Apa solusi pokok yang perlu kita lakukan?
Pertama, mengurangi konsumsi beras per kapita secara lambat laun sehingga pada tahun 2035 itu konsumsi per kapita kita bisa 60% dari sekarang. Karena itu konsumsi beras per kapita harus turun sekitar 2% per tahun, dan angka itu tidaklah berat. Agar konsumsi beras per kapita bisa turun, harus ada keberanian membiarkan harga beras relatif tinggi dibandingkan harga pangan pokok lain, seperti jagung, singkong, sagu, dan ubi.
Dengan kata lain, pengurangan konsumsi beras per kapita itu harus diiringi dengan diversifikasi ke produk nonberas. Hal ini berarti diperlukan inovasi-inovasi dalam proses pengolahan dan penyajian produk pangan nonberas tersebut agar lebih bergizi, lebih bergengsi, dan lebih murah dibandingkan beras. Telah lama kita membicarakan diversifikasi tapi selalu kandas oleh perasaan urgensi untuk peningkatan produksi beras. Barangkali beras sudah terlalu dipolitisasi.
Kedua, kendati pertambahan penduduk kita sudah menurun, tetapi dilihat dari nilai absolut pertambahan penduduk kita masih cukup besar. Karena itu usaha-usaha mengurangi pertambahan penduduk ini harus lebih digiatkan sampai kita mencapai pada tingkat pertambahan penduduk yang mendekati zero growth.

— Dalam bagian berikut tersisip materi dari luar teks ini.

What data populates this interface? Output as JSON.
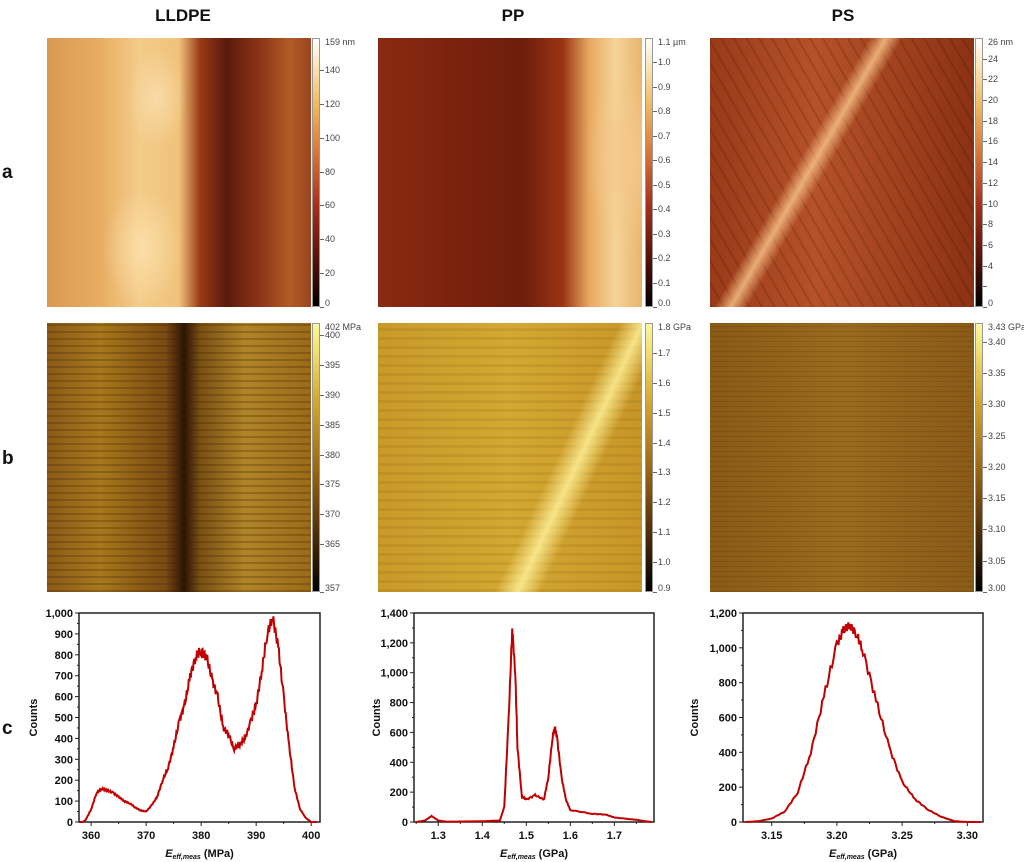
{
  "column_titles": [
    "LLDPE",
    "PP",
    "PS"
  ],
  "row_labels": [
    "a",
    "b",
    "c"
  ],
  "colorbars": [
    {
      "row": "a",
      "col": 0,
      "min": 0,
      "max": 159,
      "top_label": "159 nm",
      "ticks": [
        [
          0,
          "0"
        ],
        [
          20,
          "20"
        ],
        [
          40,
          "40"
        ],
        [
          60,
          "60"
        ],
        [
          80,
          "80"
        ],
        [
          100,
          "100"
        ],
        [
          120,
          "120"
        ],
        [
          140,
          "140"
        ]
      ]
    },
    {
      "row": "a",
      "col": 1,
      "min": 0,
      "max": 1.1,
      "top_label": "1.1 µm",
      "ticks": [
        [
          0,
          "0.0"
        ],
        [
          0.1,
          "0.1"
        ],
        [
          0.2,
          "0.2"
        ],
        [
          0.3,
          "0.3"
        ],
        [
          0.4,
          "0.4"
        ],
        [
          0.5,
          "0.5"
        ],
        [
          0.6,
          "0.6"
        ],
        [
          0.7,
          "0.7"
        ],
        [
          0.8,
          "0.8"
        ],
        [
          0.9,
          "0.9"
        ],
        [
          1.0,
          "1.0"
        ]
      ]
    },
    {
      "row": "a",
      "col": 2,
      "min": 0,
      "max": 26,
      "top_label": "26 nm",
      "ticks": [
        [
          0,
          "0"
        ],
        [
          2,
          ""
        ],
        [
          4,
          "4"
        ],
        [
          6,
          "6"
        ],
        [
          8,
          "8"
        ],
        [
          10,
          "10"
        ],
        [
          12,
          "12"
        ],
        [
          14,
          "14"
        ],
        [
          16,
          "16"
        ],
        [
          18,
          "18"
        ],
        [
          20,
          "20"
        ],
        [
          22,
          "22"
        ],
        [
          24,
          "24"
        ]
      ]
    },
    {
      "row": "b",
      "col": 0,
      "min": 357,
      "max": 402,
      "top_label": "402 MPa",
      "ticks": [
        [
          357,
          "357"
        ],
        [
          365,
          "365"
        ],
        [
          370,
          "370"
        ],
        [
          375,
          "375"
        ],
        [
          380,
          "380"
        ],
        [
          385,
          "385"
        ],
        [
          390,
          "390"
        ],
        [
          395,
          "395"
        ],
        [
          400,
          "400"
        ]
      ]
    },
    {
      "row": "b",
      "col": 1,
      "min": 0.9,
      "max": 1.8,
      "top_label": "1.8 GPa",
      "ticks": [
        [
          0.9,
          "0.9"
        ],
        [
          1.0,
          "1.0"
        ],
        [
          1.1,
          "1.1"
        ],
        [
          1.2,
          "1.2"
        ],
        [
          1.3,
          "1.3"
        ],
        [
          1.4,
          "1.4"
        ],
        [
          1.5,
          "1.5"
        ],
        [
          1.6,
          "1.6"
        ],
        [
          1.7,
          "1.7"
        ]
      ]
    },
    {
      "row": "b",
      "col": 2,
      "min": 3.0,
      "max": 3.43,
      "top_label": "3.43 GPa",
      "ticks": [
        [
          3.0,
          "3.00"
        ],
        [
          3.05,
          "3.05"
        ],
        [
          3.1,
          "3.10"
        ],
        [
          3.15,
          "3.15"
        ],
        [
          3.2,
          "3.20"
        ],
        [
          3.25,
          "3.25"
        ],
        [
          3.3,
          "3.30"
        ],
        [
          3.35,
          "3.35"
        ],
        [
          3.4,
          "3.40"
        ]
      ]
    }
  ],
  "colors": {
    "line": "#c00000",
    "height_colormap": "afm-copper",
    "modulus_colormap": "afm-gold"
  },
  "chart_data": [
    {
      "type": "line",
      "panel": "LLDPE",
      "ylabel": "Counts",
      "xlabel_symbol": "E",
      "xlabel_sub": "eff,meas",
      "xlabel_unit": "(MPa)",
      "xlim": [
        357.8,
        401.6
      ],
      "ylim": [
        0,
        1000
      ],
      "xticks": [
        360,
        370,
        380,
        390,
        400
      ],
      "xtick_labels": [
        "360",
        "370",
        "380",
        "390",
        "400"
      ],
      "yticks": [
        0,
        100,
        200,
        300,
        400,
        500,
        600,
        700,
        800,
        900,
        1000
      ],
      "ytick_labels": [
        "0",
        "100",
        "200",
        "300",
        "400",
        "500",
        "600",
        "700",
        "800",
        "900",
        "1,000"
      ],
      "x": [
        357.8,
        358.5,
        359,
        360,
        361,
        362,
        363,
        364,
        365,
        366,
        367,
        368,
        369,
        370,
        371,
        372,
        373,
        374,
        375,
        376,
        377,
        378,
        379,
        380,
        381,
        382,
        383,
        384,
        385,
        386,
        387,
        388,
        389,
        390,
        391,
        392,
        393,
        394,
        395,
        396,
        397,
        398,
        399,
        400,
        401
      ],
      "y": [
        0,
        0,
        10,
        60,
        140,
        160,
        150,
        140,
        120,
        100,
        90,
        70,
        55,
        50,
        80,
        120,
        200,
        260,
        360,
        480,
        560,
        700,
        790,
        820,
        790,
        680,
        600,
        450,
        420,
        350,
        370,
        400,
        480,
        560,
        720,
        900,
        980,
        840,
        600,
        360,
        160,
        60,
        20,
        0,
        0
      ]
    },
    {
      "type": "line",
      "panel": "PP",
      "ylabel": "Counts",
      "xlabel_symbol": "E",
      "xlabel_sub": "eff,meas",
      "xlabel_unit": "(GPa)",
      "xlim": [
        1.245,
        1.79
      ],
      "ylim": [
        0,
        1400
      ],
      "xticks": [
        1.3,
        1.4,
        1.5,
        1.6,
        1.7
      ],
      "xtick_labels": [
        "1.3",
        "1.4",
        "1.5",
        "1.6",
        "1.7"
      ],
      "yticks": [
        0,
        200,
        400,
        600,
        800,
        1000,
        1200,
        1400
      ],
      "ytick_labels": [
        "0",
        "200",
        "400",
        "600",
        "800",
        "1,000",
        "1,200",
        "1,400"
      ],
      "x": [
        1.25,
        1.27,
        1.285,
        1.3,
        1.32,
        1.4,
        1.44,
        1.45,
        1.46,
        1.468,
        1.475,
        1.48,
        1.49,
        1.5,
        1.52,
        1.54,
        1.55,
        1.56,
        1.565,
        1.57,
        1.58,
        1.59,
        1.6,
        1.65,
        1.68,
        1.7,
        1.75,
        1.77,
        1.785
      ],
      "y": [
        0,
        10,
        40,
        10,
        2,
        5,
        10,
        100,
        700,
        1290,
        1000,
        500,
        170,
        150,
        180,
        150,
        300,
        580,
        630,
        560,
        300,
        150,
        80,
        55,
        50,
        30,
        15,
        5,
        0
      ]
    },
    {
      "type": "line",
      "panel": "PS",
      "ylabel": "Counts",
      "xlabel_symbol": "E",
      "xlabel_sub": "eff,meas",
      "xlabel_unit": "(GPa)",
      "xlim": [
        3.128,
        3.312
      ],
      "ylim": [
        0,
        1200
      ],
      "xticks": [
        3.15,
        3.2,
        3.25,
        3.3
      ],
      "xtick_labels": [
        "3.15",
        "3.20",
        "3.25",
        "3.30"
      ],
      "yticks": [
        0,
        200,
        400,
        600,
        800,
        1000,
        1200
      ],
      "ytick_labels": [
        "0",
        "200",
        "400",
        "600",
        "800",
        "1,000",
        "1,200"
      ],
      "x": [
        3.13,
        3.14,
        3.15,
        3.16,
        3.17,
        3.18,
        3.19,
        3.2,
        3.205,
        3.21,
        3.215,
        3.22,
        3.23,
        3.24,
        3.25,
        3.26,
        3.27,
        3.28,
        3.29,
        3.3,
        3.31
      ],
      "y": [
        0,
        5,
        20,
        60,
        170,
        400,
        720,
        1020,
        1100,
        1130,
        1080,
        980,
        700,
        430,
        230,
        130,
        70,
        30,
        5,
        0,
        0
      ]
    }
  ]
}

Dengan dua pendekatan ini, tekanan untuk peningkatan produktivitas rata-rata per ha dan produksi total menjadi lebih berkurang. Namun usaha-usaha untuk peningkatan produktivitas melalui penelitian dan aplikasi teknologi harus terus ditingkatkan. Harapan yang diberikan oleh penemuan-penemuan baru di bidang bioteknologi harus kita gunakan dengan prinsip kehati-hatian. Dan dari segi kelembagaan pemerintah, Dewan Ketahanan Pangan (DKP) perlu diperkuat dan diisi oleh Menteri Pertanian senior sehingga mampu bertindak sebagai koordinator terhadap departemen lain yang terkait urusan pangan.